タイと国境を接し、特殊詐欺の拠点があるとされるカンボジア北西部ポイペト。カンボジア、ミャンマー、タイ国境地帯に特殊詐欺の拠点が複数、あるとみられている(時事通信フォト)
警察や軍関係、暴力団組織などの内部事情に詳しい人物、通称・ブラックテリア氏が、関係者の証言から得た驚くべき真実を明かすシリーズ。今回は、タイで拘束され強制送還された関東連合元メンバーと、経営していた日本食レストランについて。
* * *
タイの首都バンコクで身柄を拘束され、日本に移送、逮捕された関東連合のも元メンバー冨沢こと山口哲哉容疑者。移送途中の警察車両の中で、頭からタオルをかけられ、服がはだけたままメディアの取材に応じる様子が報じられた。

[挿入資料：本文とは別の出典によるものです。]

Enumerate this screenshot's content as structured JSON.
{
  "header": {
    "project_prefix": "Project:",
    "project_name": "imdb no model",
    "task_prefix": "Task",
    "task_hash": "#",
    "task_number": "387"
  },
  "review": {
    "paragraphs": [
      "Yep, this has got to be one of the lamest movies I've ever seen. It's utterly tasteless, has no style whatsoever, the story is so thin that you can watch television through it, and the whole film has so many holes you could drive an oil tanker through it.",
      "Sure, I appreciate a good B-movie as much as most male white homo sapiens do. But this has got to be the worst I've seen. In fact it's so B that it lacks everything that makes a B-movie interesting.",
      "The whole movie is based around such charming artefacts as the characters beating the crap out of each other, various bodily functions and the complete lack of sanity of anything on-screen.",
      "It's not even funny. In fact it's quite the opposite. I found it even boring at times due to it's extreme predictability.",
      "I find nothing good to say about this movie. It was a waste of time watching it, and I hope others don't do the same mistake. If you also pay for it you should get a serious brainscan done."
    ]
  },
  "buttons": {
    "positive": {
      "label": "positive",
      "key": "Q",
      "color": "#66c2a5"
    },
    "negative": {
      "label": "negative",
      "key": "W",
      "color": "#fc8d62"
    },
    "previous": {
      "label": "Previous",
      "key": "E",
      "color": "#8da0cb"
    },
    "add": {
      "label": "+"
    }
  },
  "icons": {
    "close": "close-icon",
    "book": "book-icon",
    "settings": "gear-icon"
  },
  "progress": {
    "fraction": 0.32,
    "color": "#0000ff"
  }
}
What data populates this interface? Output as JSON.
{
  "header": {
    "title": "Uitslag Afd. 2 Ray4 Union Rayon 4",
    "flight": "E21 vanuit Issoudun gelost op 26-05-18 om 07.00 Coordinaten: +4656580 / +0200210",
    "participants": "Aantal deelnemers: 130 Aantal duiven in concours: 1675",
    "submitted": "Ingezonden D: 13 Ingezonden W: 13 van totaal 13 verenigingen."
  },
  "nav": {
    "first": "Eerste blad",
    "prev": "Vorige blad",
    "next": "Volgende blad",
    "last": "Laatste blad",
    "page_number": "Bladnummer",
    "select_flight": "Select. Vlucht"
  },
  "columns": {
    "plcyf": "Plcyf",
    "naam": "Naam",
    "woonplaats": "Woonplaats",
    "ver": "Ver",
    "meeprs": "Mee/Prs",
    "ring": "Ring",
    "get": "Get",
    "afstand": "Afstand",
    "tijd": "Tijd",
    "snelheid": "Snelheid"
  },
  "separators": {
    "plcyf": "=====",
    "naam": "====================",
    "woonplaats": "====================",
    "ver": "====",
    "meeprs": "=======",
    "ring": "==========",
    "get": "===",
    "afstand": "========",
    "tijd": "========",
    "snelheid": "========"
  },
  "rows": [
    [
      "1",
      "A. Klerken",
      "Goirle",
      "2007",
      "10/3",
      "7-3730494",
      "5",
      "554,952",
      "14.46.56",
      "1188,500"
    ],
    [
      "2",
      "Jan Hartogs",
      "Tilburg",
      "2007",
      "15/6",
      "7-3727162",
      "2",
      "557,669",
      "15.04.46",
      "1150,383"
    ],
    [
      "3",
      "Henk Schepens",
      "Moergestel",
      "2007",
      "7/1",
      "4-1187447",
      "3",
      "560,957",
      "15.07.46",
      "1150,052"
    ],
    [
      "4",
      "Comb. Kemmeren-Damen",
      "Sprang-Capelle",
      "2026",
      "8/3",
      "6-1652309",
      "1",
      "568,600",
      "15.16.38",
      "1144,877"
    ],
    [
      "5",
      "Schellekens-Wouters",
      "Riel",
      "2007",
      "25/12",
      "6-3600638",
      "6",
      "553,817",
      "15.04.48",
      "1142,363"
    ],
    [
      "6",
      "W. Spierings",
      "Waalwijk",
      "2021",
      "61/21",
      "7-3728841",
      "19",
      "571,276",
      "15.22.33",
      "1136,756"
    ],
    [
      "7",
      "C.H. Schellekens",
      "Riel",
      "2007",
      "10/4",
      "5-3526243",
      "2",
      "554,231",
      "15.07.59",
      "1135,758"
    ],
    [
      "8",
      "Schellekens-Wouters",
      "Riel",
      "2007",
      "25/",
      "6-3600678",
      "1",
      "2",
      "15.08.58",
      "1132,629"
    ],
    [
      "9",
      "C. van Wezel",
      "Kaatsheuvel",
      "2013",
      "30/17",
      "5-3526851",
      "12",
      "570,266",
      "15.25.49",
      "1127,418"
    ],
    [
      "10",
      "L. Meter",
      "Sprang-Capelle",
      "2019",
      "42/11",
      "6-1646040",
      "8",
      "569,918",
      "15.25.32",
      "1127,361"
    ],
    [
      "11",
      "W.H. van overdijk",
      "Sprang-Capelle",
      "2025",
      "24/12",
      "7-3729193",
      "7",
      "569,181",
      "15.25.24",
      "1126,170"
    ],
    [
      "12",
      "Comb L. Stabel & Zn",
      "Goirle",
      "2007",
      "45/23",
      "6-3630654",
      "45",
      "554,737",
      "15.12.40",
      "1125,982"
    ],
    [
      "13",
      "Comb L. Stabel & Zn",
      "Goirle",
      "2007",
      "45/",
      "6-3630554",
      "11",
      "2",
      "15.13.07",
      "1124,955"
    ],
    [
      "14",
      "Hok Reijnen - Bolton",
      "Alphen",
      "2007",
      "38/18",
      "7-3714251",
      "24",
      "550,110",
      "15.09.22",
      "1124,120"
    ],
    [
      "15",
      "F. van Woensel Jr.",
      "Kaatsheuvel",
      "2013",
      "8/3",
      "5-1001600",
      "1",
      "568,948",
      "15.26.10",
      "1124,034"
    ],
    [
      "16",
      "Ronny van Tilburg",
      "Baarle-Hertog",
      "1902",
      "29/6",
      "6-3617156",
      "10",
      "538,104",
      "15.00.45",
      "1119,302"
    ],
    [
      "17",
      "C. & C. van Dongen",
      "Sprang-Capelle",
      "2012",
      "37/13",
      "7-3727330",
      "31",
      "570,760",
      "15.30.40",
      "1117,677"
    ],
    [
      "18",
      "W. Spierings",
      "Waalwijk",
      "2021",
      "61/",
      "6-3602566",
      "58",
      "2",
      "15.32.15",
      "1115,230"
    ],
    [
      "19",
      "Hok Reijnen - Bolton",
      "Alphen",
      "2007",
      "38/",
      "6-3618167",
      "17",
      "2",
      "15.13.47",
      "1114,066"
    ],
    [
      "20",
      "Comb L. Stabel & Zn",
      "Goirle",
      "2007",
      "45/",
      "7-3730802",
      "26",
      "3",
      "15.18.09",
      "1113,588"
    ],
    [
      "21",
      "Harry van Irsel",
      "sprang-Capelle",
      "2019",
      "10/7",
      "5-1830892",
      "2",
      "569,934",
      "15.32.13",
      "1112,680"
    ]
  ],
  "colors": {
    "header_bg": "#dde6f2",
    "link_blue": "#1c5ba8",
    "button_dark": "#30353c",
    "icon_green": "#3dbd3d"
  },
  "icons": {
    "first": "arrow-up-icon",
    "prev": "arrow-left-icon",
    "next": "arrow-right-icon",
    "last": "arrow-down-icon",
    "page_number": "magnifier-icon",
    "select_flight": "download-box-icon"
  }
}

カンボジアを拠点とする特殊詐欺グループのリーダーとみられている山口容疑者だが、“詐欺には関与していたか”と問われると顔を伏せたまま、「本当にしていない」と答え、”特殊詐欺グループの幹部か”という問いかけには「違いますよ」と否定。だが「関係していなくはない」と答えた。幹部ではないが、関与をほのめかすような返答をしたのは、山口容疑者がカンボジアの首都プノンペンにある日本料理店「胡蝶」の実質的オーナーとして、詐欺グループに弁当を出していたからだ。
プノンペンには多くの日本食レストランがあるというが、在住日本人であればだいたいの店を把握していると聞く。そこでカンボジアの旅行代理店で働くT氏に、山口容疑者と日本料理店「胡蝶」について話を聞いた。
「普通の人はあまり行かないと思います」
「このレストランは知ってますよ。急に夜逃げしましたけどね」とT氏。
夜逃げしたのはいつのことか?
「日本人の詐欺グループがカンボジアで拘束された翌日ぐらいだったと思う」。
2023年、プノンペンのアパートにあった特殊詐欺グループの拠点で、日本人20人以上がカンボジア当局に拘束された直後、店は突然閉店したという。有名な店だったのか?